Durante su participación en el 21° Simposio de Mercado de Capitales y Finanzas Corporativas, Caputo se refirió al repunte de los precios después de varios meses de desinflación. Señaló que, si bien el Gobierno maneja la oferta monetaria, la demanda de la moneda local escapa a su control directo.
“Veníamos muy bien hasta junio del año pasado y sufrimos un retroceso en los últimos siete, ocho meses”, admitió el ministro. Explicó que la inflación es un “fenómeno monetario” que surge de un desbalance entre la oferta y la demanda de pesos, un desbalance que, en parte, es psicológico.
¿A qué atribuye el rebrote inflacionario?
Caputo vinculó la aceleración reciente a dos factores puntuales: la recomposición de precios en los servicios regulados (como tarifas) y el fuerte incremento en el precio de la carne. “La carne tuvo un impacto fuertísimo, pero es algo puntual, la carne no va a seguir subiendo 8% todos los meses”, argumentó.
Su pronóstico es optimista: “A partir de ahora deberíamos volver a un proceso de desinflación”. Confió en que, haciendo “las cosas bien”, la inflación convergerá “más temprano que tarde” a los niveles deseados.
Un obstáculo más allá de los números
El jefe del Palacio de Hacienda fue más allá de los datos económicos y apuntó a una herencia que considera más difícil de superar: el escepticismo social. “Hoy es casi más difícil lidiar con el escepticismo de mucha gente producto de nuestro pasado que con nuestra economía”, manifestó.
En una crítica directa, sentenció: “El daño económico y psicológico que ha hecho el kirchnerismo en la gente es brutal”. Para Caputo, la economía “está tremendamente en orden”, pero persiste una desconfianza arraigada.
Financiamiento sin deuda externa: el plan revelado
En un anuncio de peso, Caputo descartó que el Gobierno nacional acudirá al mercado internacional de capitales para colocar nueva deuda. “Este es un Gobierno que no toma deuda; tenemos superávit; por el contrario, hemos cancelado mucha deuda”, afirmó con contundencia.
En su lugar, reveló que el equipo económico ya identificó “financiamiento alternativo suficiente” para cubrir los próximos tres grandes vencimientos de capital. Estos compromisos, que incluyen pagos en julio de este año y en enero y julio de 2025, suman aproximadamente 9.000 millones de dólares.
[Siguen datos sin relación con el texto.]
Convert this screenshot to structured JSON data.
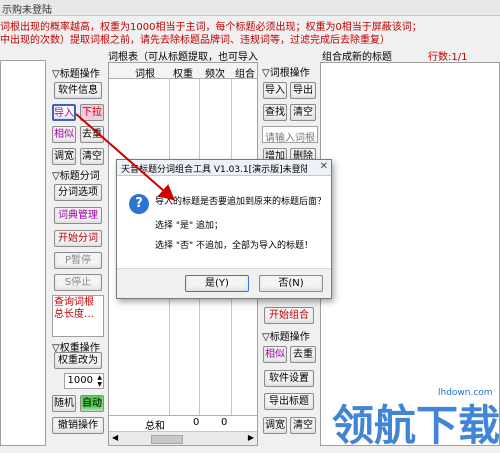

“Tenemos opciones más baratas; mientras tengamos estas opciones más baratas, que por ahí el mercado no las sabe, pero se va a enterar en los próximos meses, nosotros vamos a seguir primando lo que es la opción más barata”, explicó, sin dar detalles específicos pero prometiendo novedades.
Una relación “espectacular” con el FMI y el rol del sector privado
Respecto al Fondo Monetario Internacional (FMI), con el que se negocia la segunda revisión del acuerdo, Caputo calificó el vínculo como “espectacular”. Aseguró que Argentina “nunca” tuvo una relación así con el organismo y que han ganado un “nivel de confianza” basado en resultados.
Sobre el motor de la economía, el ministro remarcó el rol del sector privado. Negó cualquier favoritismo sectorial y afirmó que la tarea del Gobierno es “crear las condiciones macroeconómicas” para que los inversores decidan. “La inversión vino ahora porque ahora nosotros estamos dando las condiciones económicas, institucionales y jurídicas”, sostuvo, citando ejemplos como Vaca Muerta y la minería.
Insistió en que el camino es claro: seguir estabilizando, pagando deuda con recursos propios y alternativas creativas, y trabajar para que la confianza le gane finalmente al escepticismo histórico.